Motivated by concepts in quantum mechanics and particle swarm optimization (PSO), quantum-behaved particle swarm optimization (QPSO) was proposed as a variant of PSO with better global search ability. Although it has been shown to perform well in finding optimal solutions for many optimization problems, there has so far been little theoretical analysis on its convergence and performance. This paper presents a convergence analysis and performance evaluation of the QPSO algorithm and it also proposes two variants of the QPSO algorithm. First, we investigate in detail the convergence of the QPSO algorithm on a probabilistic metric space and prove that the QPSO algorithm is a form of contraction mapping and can converge to the global optimum. This is the first time that the theory of probabilistic metric spaces has been employed to analyze a stochastic optimization algorithm. We provided a new definition for the convergence rate of a stochastic algorithm as well as definitions for three types of convergence according to the correlations between the convergence rate and the objective function values.

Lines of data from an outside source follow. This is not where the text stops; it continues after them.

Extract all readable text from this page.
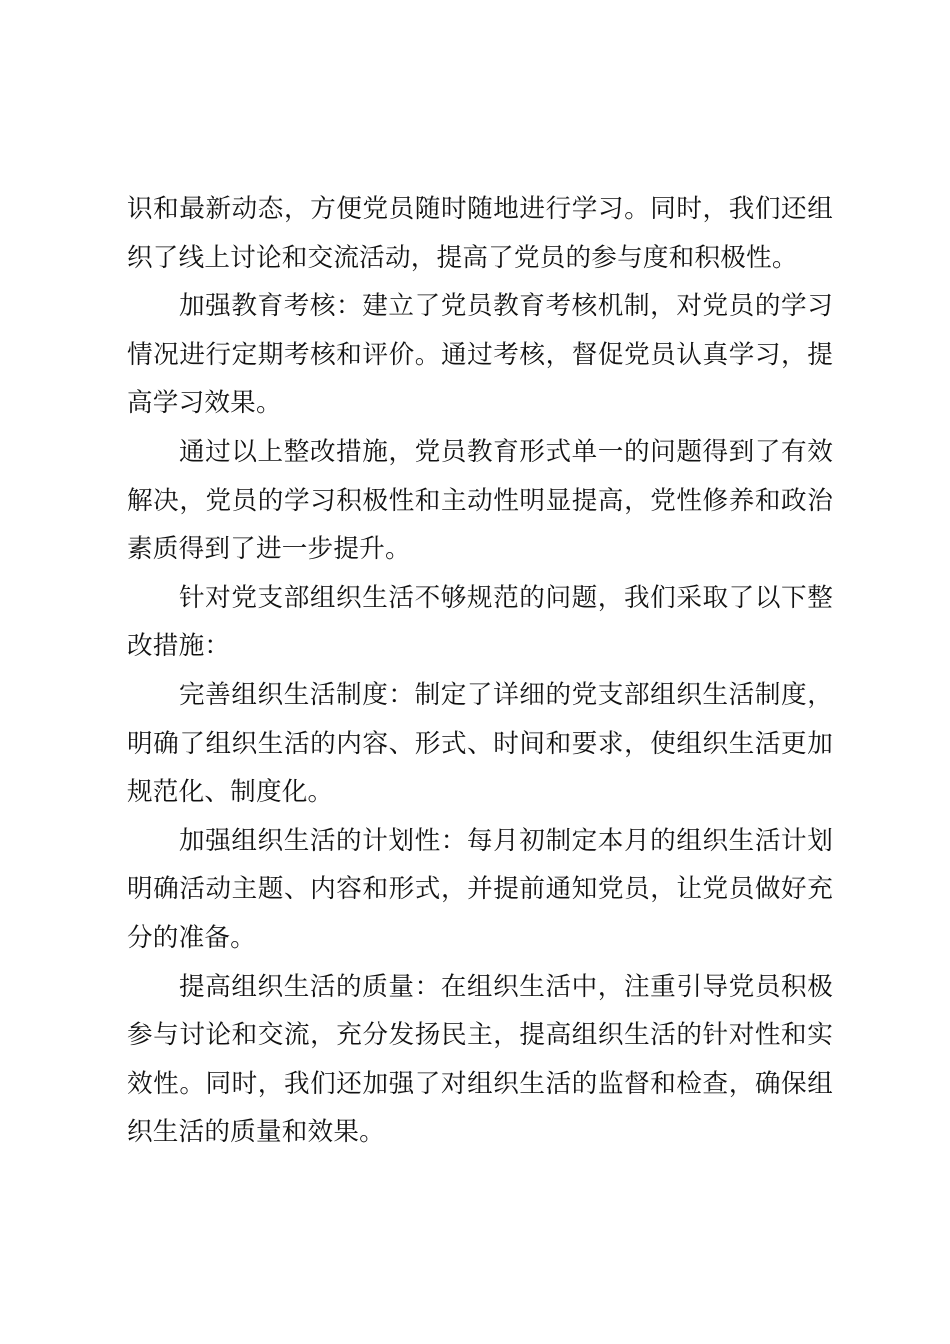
识和最新动态，方便党员随时随地进行学习。同时，我们还组
织了线上讨论和交流活动，提高了党员的参与度和积极性。
加强教育考核：建立了党员教育考核机制，对党员的学习
情况进行定期考核和评价。通过考核，督促党员认真学习，提
高学习效果。
通过以上整改措施，党员教育形式单一的问题得到了有效
解决，党员的学习积极性和主动性明显提高，党性修养和政治
素质得到了进一步提升。
针对党支部组织生活不够规范的问题，我们采取了以下整
改措施：
完善组织生活制度：制定了详细的党支部组织生活制度，
明确了组织生活的内容、形式、时间和要求，使组织生活更加
规范化、制度化。
加强组织生活的计划性：每月初制定本月的组织生活计划
明确活动主题、内容和形式，并提前通知党员，让党员做好充
分的准备。
提高组织生活的质量：在组织生活中，注重引导党员积极
参与讨论和交流，充分发扬民主，提高组织生活的针对性和实
效性。同时，我们还加强了对组织生活的监督和检查，确保组
织生活的质量和效果。
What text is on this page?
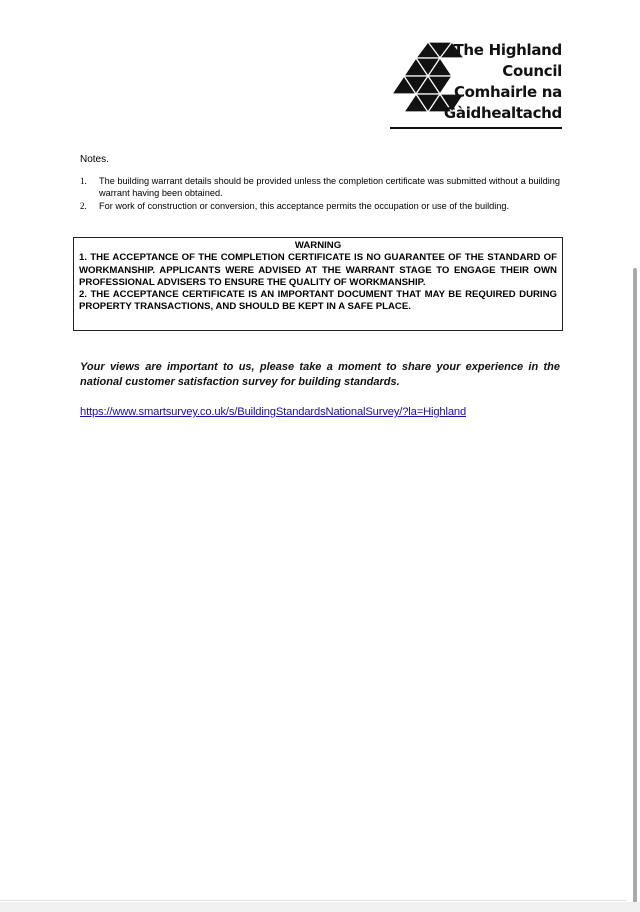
The Highland
Council
Comhairle na
Gàidhealtachd
Notes.
1.	The building warrant details should be provided unless the completion certificate was submitted without a building warrant having been obtained.
2.	For work of construction or conversion, this acceptance permits the occupation or use of the building.
WARNING

1. THE ACCEPTANCE OF THE COMPLETION CERTIFICATE IS NO GUARANTEE OF THE STANDARD OF WORKMANSHIP. APPLICANTS WERE ADVISED AT THE WARRANT STAGE TO ENGAGE THEIR OWN PROFESSIONAL ADVISERS TO ENSURE THE QUALITY OF WORKMANSHIP.

2. THE ACCEPTANCE CERTIFICATE IS AN IMPORTANT DOCUMENT THAT MAY BE REQUIRED DURING PROPERTY TRANSACTIONS, AND SHOULD BE KEPT IN A SAFE PLACE.

Your views are important to us, please take a moment to share your experience in the national customer satisfaction survey for building standards.
https://www.smartsurvey.co.uk/s/BuildingStandardsNationalSurvey/?la=Highland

With these definitions, the effectiveness of the QPSO is evaluated by computing and analyzing the time complexity and the convergence rate of the algorithm. Then, the QPSO with random mean best position (QPSO-RM) and the QPSO with ranking operator (QPSO-RO) are proposed as two improvements of the QPSO algorithm. Finally, some empirical studies on popular benchmark functions are performed in order to make a full performance evaluation and comparison between QPSO, QPSO-RM, QPSO-RO and other variants of PSO.